Brains and Images

DIY Jumping Brain by Emilio Garcia - top view

Picture the following scenario: New gadget in the market that will help you put together your next blog entry and you need a picture to go with the exciting story you wanted to tell… What do you have to do? Well, just think of the object you want to use and presto, the image is conjured before your eyes. It sounds a bit  far-fetched, but it could well be that this sort of mind control might one day be possible. In a recent study reported in Nature, volunteers awaiting neurosurgery managed to enhance one of two images presented to them, using their brain.

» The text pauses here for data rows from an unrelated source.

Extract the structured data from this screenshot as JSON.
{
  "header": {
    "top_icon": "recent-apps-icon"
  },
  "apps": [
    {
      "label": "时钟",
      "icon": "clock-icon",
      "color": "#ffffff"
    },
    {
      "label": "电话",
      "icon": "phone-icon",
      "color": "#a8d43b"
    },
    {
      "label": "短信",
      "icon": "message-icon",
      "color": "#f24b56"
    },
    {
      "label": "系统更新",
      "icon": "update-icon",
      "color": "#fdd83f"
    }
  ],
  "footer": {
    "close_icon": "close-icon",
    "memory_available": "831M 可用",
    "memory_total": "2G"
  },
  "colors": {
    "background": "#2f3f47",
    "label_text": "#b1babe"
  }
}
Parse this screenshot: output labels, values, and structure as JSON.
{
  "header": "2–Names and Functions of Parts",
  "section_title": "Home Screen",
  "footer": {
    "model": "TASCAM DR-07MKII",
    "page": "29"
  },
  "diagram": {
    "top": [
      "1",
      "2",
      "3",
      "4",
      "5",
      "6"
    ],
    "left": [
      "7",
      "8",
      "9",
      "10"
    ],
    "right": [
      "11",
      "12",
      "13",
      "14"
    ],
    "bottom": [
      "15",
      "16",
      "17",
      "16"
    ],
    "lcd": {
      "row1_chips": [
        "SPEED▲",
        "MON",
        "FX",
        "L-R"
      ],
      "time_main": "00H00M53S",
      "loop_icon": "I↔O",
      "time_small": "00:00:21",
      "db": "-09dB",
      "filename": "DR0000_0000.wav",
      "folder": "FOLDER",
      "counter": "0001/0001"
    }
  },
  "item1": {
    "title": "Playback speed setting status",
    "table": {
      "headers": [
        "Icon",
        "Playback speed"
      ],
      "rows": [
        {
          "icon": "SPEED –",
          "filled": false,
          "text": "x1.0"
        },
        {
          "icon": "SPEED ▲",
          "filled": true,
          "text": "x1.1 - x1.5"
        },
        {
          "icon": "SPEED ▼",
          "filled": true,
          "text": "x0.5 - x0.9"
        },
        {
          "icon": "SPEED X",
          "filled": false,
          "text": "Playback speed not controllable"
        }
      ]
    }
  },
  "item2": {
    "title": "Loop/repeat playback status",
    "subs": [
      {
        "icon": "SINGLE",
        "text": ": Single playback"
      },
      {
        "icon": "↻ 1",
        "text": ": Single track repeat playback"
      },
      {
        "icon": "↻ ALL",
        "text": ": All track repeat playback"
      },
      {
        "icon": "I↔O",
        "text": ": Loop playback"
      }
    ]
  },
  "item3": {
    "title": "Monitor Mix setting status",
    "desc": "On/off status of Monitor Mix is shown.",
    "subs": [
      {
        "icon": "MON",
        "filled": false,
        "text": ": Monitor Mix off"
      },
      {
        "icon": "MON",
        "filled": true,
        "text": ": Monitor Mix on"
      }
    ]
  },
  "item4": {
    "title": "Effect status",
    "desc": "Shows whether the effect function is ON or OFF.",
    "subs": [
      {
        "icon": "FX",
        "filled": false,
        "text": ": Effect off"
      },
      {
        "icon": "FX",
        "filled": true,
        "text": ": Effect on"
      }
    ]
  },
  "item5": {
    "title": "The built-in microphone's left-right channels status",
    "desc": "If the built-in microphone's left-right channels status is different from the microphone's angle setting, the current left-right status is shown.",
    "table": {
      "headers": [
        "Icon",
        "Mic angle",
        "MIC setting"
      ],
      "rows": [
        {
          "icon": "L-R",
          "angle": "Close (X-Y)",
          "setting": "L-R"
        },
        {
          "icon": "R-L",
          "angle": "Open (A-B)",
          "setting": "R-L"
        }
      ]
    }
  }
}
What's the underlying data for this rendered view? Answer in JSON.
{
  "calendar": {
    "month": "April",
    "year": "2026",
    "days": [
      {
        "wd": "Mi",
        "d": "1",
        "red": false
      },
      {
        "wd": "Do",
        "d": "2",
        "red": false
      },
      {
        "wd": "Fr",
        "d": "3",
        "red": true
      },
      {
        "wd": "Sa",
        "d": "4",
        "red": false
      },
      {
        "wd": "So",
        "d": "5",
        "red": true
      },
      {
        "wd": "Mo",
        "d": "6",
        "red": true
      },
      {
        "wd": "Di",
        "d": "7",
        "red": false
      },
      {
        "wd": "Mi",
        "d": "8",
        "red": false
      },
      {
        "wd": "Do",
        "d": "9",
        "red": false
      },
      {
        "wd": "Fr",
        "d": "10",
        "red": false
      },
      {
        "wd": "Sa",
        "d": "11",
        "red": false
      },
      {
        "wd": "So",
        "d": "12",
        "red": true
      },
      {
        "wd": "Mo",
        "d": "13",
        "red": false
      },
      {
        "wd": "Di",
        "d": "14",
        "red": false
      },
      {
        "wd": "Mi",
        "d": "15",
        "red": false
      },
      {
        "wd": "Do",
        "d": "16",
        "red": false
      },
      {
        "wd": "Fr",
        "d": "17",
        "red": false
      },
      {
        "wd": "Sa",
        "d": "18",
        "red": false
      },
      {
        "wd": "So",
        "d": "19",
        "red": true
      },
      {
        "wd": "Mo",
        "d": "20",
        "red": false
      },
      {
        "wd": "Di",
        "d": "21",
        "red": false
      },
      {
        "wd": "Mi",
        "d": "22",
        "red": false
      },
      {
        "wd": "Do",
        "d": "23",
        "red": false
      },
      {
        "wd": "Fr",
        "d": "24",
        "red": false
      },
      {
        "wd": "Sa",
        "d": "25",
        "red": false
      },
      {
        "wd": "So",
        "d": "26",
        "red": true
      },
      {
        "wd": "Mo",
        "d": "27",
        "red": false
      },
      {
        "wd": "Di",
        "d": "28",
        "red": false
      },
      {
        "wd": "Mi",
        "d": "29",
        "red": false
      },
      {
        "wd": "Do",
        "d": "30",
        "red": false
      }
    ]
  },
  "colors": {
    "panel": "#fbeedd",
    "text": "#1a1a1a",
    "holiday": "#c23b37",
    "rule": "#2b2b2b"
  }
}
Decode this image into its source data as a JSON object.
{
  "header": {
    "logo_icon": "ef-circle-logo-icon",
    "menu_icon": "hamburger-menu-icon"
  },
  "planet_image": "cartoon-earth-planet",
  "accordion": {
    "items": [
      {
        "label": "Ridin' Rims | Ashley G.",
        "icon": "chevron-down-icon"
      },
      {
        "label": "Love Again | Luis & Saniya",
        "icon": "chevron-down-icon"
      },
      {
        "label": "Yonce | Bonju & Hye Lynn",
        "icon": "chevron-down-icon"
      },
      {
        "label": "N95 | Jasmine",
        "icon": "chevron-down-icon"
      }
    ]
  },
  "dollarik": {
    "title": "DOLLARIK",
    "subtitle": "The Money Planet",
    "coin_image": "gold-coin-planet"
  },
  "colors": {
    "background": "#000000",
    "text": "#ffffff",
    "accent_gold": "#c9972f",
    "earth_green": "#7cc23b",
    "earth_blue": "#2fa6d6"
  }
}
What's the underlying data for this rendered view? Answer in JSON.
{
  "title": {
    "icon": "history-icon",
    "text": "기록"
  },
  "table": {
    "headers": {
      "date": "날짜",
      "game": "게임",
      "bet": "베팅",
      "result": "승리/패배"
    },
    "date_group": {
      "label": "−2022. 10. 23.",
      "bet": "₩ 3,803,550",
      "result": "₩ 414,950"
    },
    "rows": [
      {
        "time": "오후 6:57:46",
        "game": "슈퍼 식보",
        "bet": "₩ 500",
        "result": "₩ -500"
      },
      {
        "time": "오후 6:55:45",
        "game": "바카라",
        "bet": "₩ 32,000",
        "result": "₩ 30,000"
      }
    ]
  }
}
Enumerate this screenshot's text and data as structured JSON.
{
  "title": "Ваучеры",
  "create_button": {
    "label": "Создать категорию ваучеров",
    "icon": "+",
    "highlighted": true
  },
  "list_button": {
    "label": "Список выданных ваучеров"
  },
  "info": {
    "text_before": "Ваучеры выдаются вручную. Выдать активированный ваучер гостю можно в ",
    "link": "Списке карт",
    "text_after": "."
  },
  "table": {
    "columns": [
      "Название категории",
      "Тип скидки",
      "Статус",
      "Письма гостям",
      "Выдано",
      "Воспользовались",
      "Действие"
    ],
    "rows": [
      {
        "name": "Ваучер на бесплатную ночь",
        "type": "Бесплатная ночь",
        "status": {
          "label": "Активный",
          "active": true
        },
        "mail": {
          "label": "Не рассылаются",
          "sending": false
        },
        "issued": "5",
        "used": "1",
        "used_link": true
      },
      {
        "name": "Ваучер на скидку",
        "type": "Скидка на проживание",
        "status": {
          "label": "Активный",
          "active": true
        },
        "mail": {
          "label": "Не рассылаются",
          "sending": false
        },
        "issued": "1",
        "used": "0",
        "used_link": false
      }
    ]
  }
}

This research seems to demonstrate that even when our brains receive various different stimuli, i.e. pictures, smells, textures etc., our conscious thoughts allow us to chose what to notice and what to ignore.

This reminded me of those “Jennifer Aniston neurons” that were described some time ago. And, no, this was not about the description of the neurons of the actress of “Friends” fame. It was about a study in which certain neurons in people’s brains reacted when they were shown a picture of Aniston. Nothing special about the actress, this could have worked with any other celebrity (z-lebrity?), and this is because we seem to assign individual cells to recognise faces we see regularly.

In this new study,  12 patients who suffered severe epilepsy, and who were awaiting neurosurgery at the UCLA Ronald Reagan Medical Center in Los Angeles, were shown a series of 110 familiar images – sadly, there is no mention of Mrs Aniston – and the scientists identified the individual neurons which responded to one of the images. Afterwards, the patients were shown a couple of images (picked among those for which they showed bigger response) and were asked to think about one of them and thus enhance it. What was the result? Well, the patients were able to render their target image visible, and entirely eliminate the distracting image.

Caribbean near Tulum

This experiment seems to indicate that we can use our conscious thoughts to change our perception of the visual images we receive. In other words, day dreaming about sunbathing by the sea might indeed help you fight SAD this winter or escape that awful never-ending meeting.